Capping off a full day of Apple news, the Federal Trade Commission is effectively raining on Apple’s iPad 2 parade today by admitting that it will, indeed, probe the marketing and delivery of mobile apps that charge for products and services.
According to a report from the Washington Post, FTC Chairman Jon Leibowitz responded to a recent letter from US Congressman Ed Markey (D-Mass.) who suggested that the practice of “in-app purchases” – particularly those made possible via Apple iPhones, iPads and iPods – may be resulting in widespread consumer confusion, the outcome of which may be unanticipated or unwanted charges.
“We fully share your concern that consumers, particularly children, are unlikely to understand the ramifications of these types of purchases,” Leibowitz wrote. “Let me assure you we will look closely at the current industry practice with respect to the marketing and delivery of these types of applications.”
“After the Washington Post first broke this story earlier this month, I sent the Federal Trade Commission a letter calling on the agency to investigate the issue of ‘in-app’ purchases and provide additional information about the promotion and delivery of these applications to consumers, especially with respect to children,” Congressman Markey revealed in a statement following the FTC’s response to his initial inquiry.
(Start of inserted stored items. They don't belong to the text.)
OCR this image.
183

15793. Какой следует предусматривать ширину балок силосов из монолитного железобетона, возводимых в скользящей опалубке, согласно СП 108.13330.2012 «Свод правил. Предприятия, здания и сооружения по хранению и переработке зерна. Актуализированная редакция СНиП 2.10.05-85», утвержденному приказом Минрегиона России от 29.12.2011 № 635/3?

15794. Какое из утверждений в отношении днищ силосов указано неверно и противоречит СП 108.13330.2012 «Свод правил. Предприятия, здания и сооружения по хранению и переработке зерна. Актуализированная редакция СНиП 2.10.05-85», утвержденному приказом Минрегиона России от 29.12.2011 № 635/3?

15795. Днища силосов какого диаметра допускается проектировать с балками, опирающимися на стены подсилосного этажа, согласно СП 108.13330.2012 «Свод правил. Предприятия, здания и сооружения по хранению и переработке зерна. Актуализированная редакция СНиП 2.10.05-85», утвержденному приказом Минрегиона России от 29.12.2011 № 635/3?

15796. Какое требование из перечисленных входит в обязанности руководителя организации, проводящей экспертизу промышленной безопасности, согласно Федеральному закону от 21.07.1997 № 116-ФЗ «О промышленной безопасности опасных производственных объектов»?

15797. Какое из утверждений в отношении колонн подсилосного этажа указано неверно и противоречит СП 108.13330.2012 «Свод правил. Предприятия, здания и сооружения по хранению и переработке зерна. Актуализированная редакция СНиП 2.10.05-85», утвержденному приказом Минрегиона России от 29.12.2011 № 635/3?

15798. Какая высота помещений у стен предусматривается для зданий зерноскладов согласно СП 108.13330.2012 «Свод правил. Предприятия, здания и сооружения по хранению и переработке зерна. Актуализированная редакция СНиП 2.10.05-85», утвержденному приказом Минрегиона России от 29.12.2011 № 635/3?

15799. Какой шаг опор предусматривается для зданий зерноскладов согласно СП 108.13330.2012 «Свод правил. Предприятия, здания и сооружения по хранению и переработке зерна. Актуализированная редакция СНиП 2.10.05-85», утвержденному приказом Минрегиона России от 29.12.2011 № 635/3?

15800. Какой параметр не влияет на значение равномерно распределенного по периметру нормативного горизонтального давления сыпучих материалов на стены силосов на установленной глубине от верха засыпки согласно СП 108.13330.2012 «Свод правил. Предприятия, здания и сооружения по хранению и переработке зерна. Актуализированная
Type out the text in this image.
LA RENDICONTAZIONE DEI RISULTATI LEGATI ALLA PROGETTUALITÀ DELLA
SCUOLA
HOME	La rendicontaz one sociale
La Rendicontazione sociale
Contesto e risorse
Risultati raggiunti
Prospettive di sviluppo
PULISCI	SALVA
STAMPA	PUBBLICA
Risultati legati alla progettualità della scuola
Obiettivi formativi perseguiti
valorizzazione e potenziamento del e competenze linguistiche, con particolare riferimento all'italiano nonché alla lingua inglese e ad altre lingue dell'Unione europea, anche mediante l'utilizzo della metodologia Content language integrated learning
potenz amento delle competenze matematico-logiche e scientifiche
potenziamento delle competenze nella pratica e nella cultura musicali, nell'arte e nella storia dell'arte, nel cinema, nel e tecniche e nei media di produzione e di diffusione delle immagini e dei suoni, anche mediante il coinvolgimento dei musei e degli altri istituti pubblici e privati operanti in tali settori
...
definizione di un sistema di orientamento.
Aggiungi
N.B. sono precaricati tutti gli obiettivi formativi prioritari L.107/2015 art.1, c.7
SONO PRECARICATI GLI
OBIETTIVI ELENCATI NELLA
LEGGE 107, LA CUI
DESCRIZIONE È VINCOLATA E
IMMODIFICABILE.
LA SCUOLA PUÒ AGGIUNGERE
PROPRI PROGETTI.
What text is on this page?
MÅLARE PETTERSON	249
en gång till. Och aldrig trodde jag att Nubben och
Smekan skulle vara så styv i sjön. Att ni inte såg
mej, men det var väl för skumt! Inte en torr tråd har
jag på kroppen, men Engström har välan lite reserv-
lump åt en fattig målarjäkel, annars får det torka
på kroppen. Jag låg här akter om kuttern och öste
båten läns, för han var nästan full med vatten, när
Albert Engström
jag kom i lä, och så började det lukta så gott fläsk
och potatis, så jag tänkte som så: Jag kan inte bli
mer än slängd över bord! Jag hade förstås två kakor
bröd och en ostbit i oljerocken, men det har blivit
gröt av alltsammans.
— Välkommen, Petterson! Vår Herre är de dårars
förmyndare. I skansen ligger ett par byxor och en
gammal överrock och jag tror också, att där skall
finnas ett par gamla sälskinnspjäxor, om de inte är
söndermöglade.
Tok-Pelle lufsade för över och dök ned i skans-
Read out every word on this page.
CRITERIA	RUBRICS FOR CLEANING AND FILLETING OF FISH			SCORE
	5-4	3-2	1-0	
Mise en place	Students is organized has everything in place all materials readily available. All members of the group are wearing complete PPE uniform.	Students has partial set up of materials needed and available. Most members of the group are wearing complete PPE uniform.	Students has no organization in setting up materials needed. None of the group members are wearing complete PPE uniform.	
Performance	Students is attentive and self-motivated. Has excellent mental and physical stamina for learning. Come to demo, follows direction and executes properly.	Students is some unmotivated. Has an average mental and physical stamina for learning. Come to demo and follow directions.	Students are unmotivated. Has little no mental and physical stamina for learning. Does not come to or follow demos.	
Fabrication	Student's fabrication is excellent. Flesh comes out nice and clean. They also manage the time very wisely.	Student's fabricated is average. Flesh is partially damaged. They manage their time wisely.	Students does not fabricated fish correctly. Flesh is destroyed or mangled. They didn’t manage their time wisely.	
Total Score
“What may appear in these games to be virtual coins and prizes to children result in very real costs to parents,” Markey added. “I am pleased that the FTC has responded, and as the use of mobile apps continues to increase, I will continue to actively monitor developments in this important area.”
Although Apple is no stranger to legal skirmishes and FTC probes, the Cupertino, California tech-giant has increasingly come under scrutiny for its “questionable business practices,” the most recent of which – Apple’s subscription service for publishers – is provoking a formal US-Justice Department antitrust review.